L'organisation du référendum de 2021 est remise en cause y compris au niveau international. Ainsi, le rapport du comité ministériel du Forum des îles du Pacifique dédié à la Nouvelle-Calédonie considère que « le résultat global jette de sérieuses questions sur la légitimité du résultat du référendum, en particulier parce que moins de 44 % des électeurs inscrits ont participé en 2021, contre 81,01 % en 2018 et 85,69 % en 2020 ». En conséquence, le comité est d'avis que le référendum n'a pas été mené dans l'esprit de l'accord de Nouméa, qui renforce le statut de l'identité et de la coutume kanak en Nouvelle-Calédonie et en France. Il regrette que les principes clés de l'accord, tels que la fraternité, l'humilité et la recherche du consensus, qui ont guidé les échanges relativement pacifiques et consensuels entre les parties pendant plus de deux décennies, aient régressé. Il ne pense pas que le résultat reflète fidèlement la volonté des électeurs inscrits. Il s'agit d'un référendum d'autodétermination qui s'est déroulé sans la majorité du peuple premier de Nouvelle-Calédonie et leurs partisans.

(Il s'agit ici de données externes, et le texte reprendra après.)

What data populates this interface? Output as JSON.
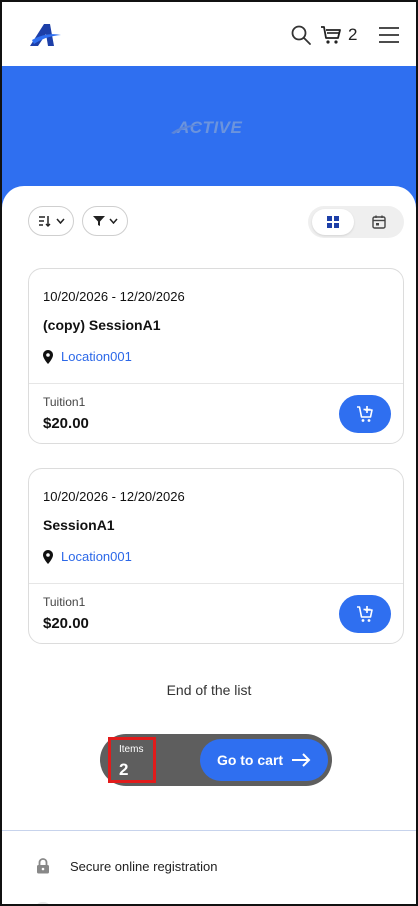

Néanmoins, le Gouvernement persiste ! En modifiant le calendrier électoral et en annonçant un projet de loi constitutionnelle sur le dégel du corps électoral, il confirme la fin de la neutralité de l'État dans ce dossier, essayant de revenir sur les fondements mêmes des accords de Matignon et de Nouméa.
Le 22 juin 2022, la Cour de cassation a rappelé que, selon le point 5 du document d'orientation relatif à l'évolution de l'organisation politique en Nouvelle-Calédonie, dans l'hypothèse de trois consultations négatives, « les partenaires politiques se réuniront pour examiner la situation ainsi créée » et que « tant que les consultations n'auront pas abouti à la nouvelle organisation politique proposée, l'organisation politique mise en place par l'accord de 1998 restera en vigueur, à son dernier stade d'évolution, sans possibilité de retour en arrière, cette irréversibilité étant constitutionnellement garantie ».
Selon les termes des accords, nous en sommes donc au temps des négociations – un temps qui doit être accepté et respecté. Or le Gouvernement choisit de jouer double jeu : d'un côté, il dit promouvoir la négociation et respecter l'irréversibilité des accords, de l'autre, il impose un nouveau calendrier électoral, avec pour seul objectif de casser la dynamique majoritaire des indépendantistes dans les instances locales.
Ce passage en force compromet la poursuite des négociations et n'enrayera pas le processus, inéluctable, vers l'indépendance. Il aura pour seul effet de mener vers l'impasse politique et vers une grande instabilité sociale et politique.
La paix n'est jamais acquise, monsieur le ministre, elle s'entretient. En procédant ainsi, le Gouvernement ne l'entretient pas.